MySQL quietly let slip that it would no longer be distributing the MySQL Enterprise Server source as a tarball, not quite a year after the company announced a split between its paid and free versions. While the Enterprise Server code is still under the GNU General Public License (GPL), MySQL is making it harder for non-customers to access the source code.

New development releases: Mandriva Linux 2008 and Fedora 8

For those who like living on the cutting edge, Mandriva Linux 2008 Beta 1 (code name Cassini) and Fedora 8 Test 1 ("for 'alpha' users") were both released this week.

New Firefox support site targets your mom

The alpha version of Mozilla's community-driven Firefox support site offers how-to and troubleshooting documents directed toward new users -- a crucial audience if the browser is to capture and maintain additional market share.

Qt 4.3.1 Allows for More Free Software Licences

Trolltech have announced the release of Qt 4.3.1. This release adds bug fixes and performance optimisations. More significant however is the new licence exceptions added to their Free Software edition. This means Qt software can be used along with a larger range of other Free Software libraries and dependencies. The Trolltech blog is celebrating the release with photos of the Trolltech support teams.

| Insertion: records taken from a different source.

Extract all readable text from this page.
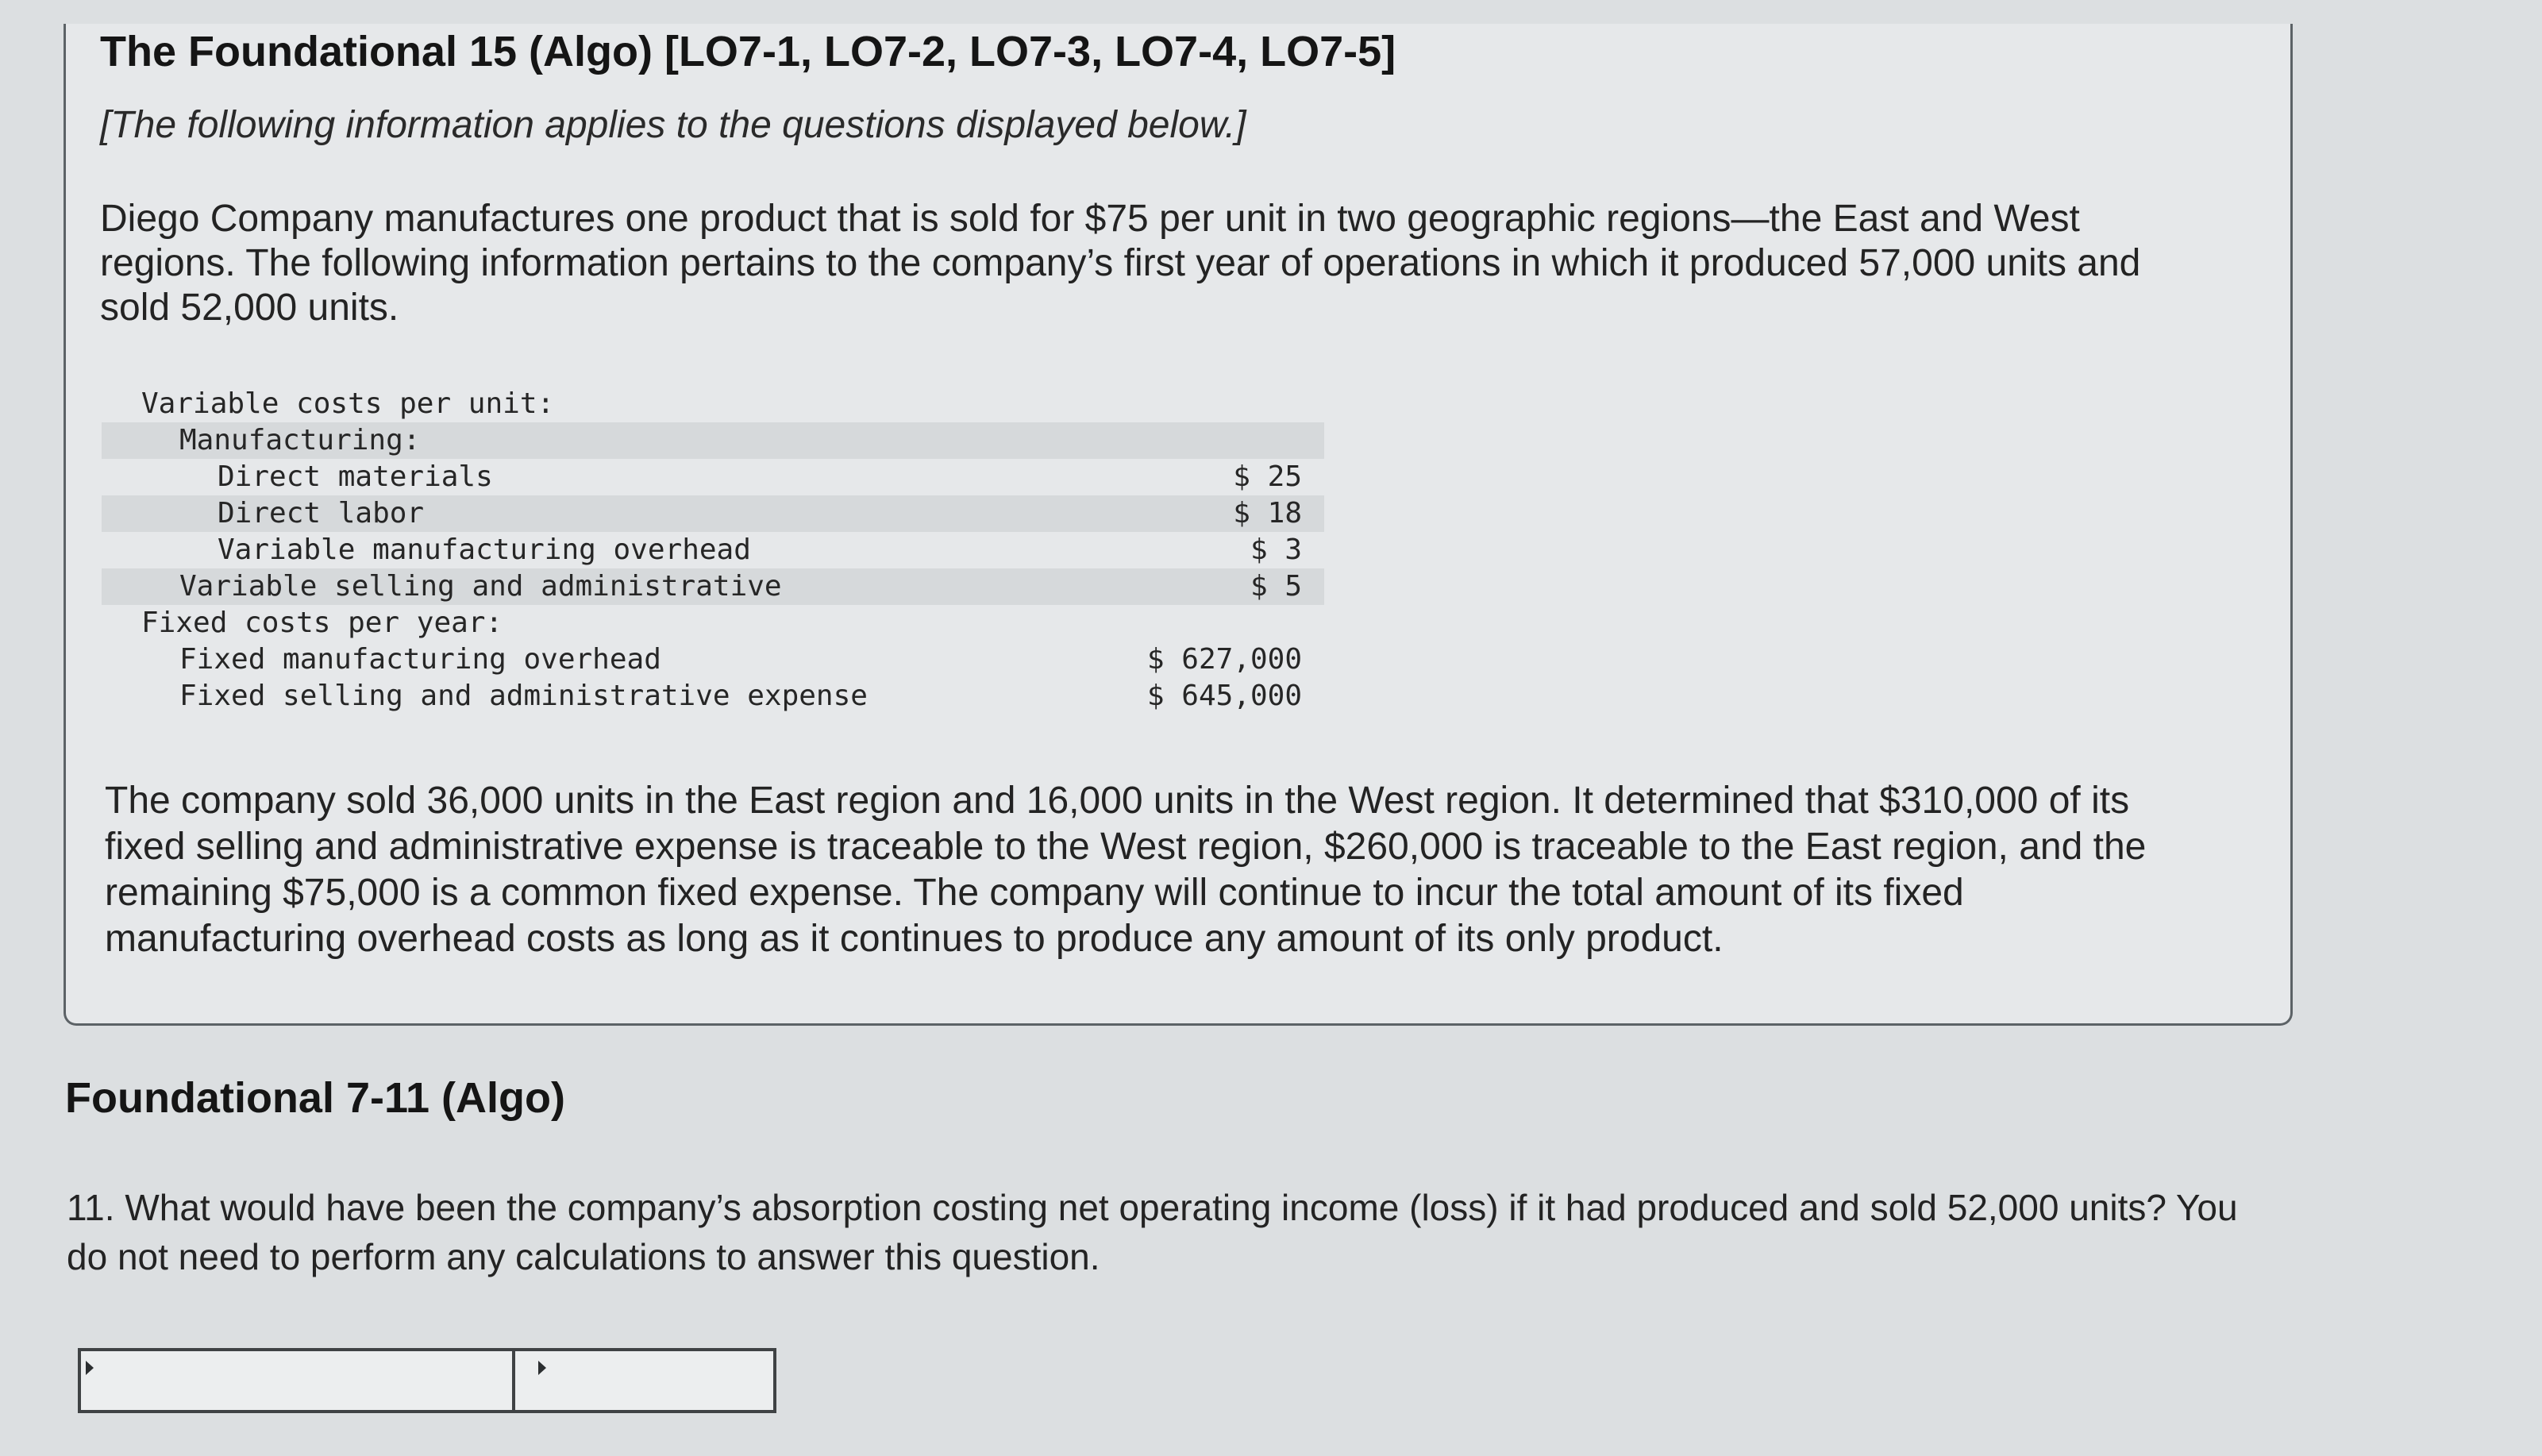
The Foundational 15 (Algo) [LO7-1, LO7-2, LO7-3, LO7-4, LO7-5]
[The following information applies to the questions displayed below.]
Diego Company manufactures one product that is sold for $75 per unit in two geographic regions—the East and West regions. The following information pertains to the company’s first year of operations in which it produced 57,000 units and sold 52,000 units.
Variable costs per unit:
Manufacturing:
Direct materials	$ 25
Direct labor	$ 18
Variable manufacturing overhead	$ 3
Variable selling and administrative	$ 5
Fixed costs per year:
Fixed manufacturing overhead	$ 627,000
Fixed selling and administrative expense	$ 645,000
The company sold 36,000 units in the East region and 16,000 units in the West region. It determined that $310,000 of its fixed selling and administrative expense is traceable to the West region, $260,000 is traceable to the East region, and the remaining $75,000 is a common fixed expense. The company will continue to incur the total amount of its fixed manufacturing overhead costs as long as it continues to produce any amount of its only product.
Foundational 7-11 (Algo)
11. What would have been the company’s absorption costing net operating income (loss) if it had produced and sold 52,000 units? You do not need to perform any calculations to answer this question.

OpenSUSE 10.3 Beta 1 released

The OpenSUSE project celebrated its second birthday on Aug. 7 by making the first beta of OpenSUSE 10.3 available at the LinuxWorld trade show here. OpenSUSE 10.3 is a bleeding-edge Linux operating system based on Linux kernel 2.6.22.1 with a large variety of the latest open-source applications for desktops, servers and application development. Novell is OpenSUSE's corporate backer, and uses OpenSUSE as the foundation for its SLED (SUSE Linux Enterprise Desktop) line.

Lenovo to launch preloaded Linux laptop

Lenovo announced that it will be preloading Novell's SUSE Linux Enterprise Desktop 10 operating system on select ThinkPad notebooks. Although exact dates could not be confirmed for South Africa, these machines are due to be released worldwide in the last quarter of the year.

Smolt profiles distro hardware use

When Fedora 7 was released, one of its standout features was Smolt, an opt-in program for collecting data about users' hardware. Since then, Smolt has provided a publicly available snapshot of systems running Fedora, and is in the process of being ported to other distributions. With features being rapidly added, Smolt has the potential to offer an unprecedented wealth of information, and to aid in quality assurance, tech support, and advocacy, not only for Fedora, but for GNU/Linux in general.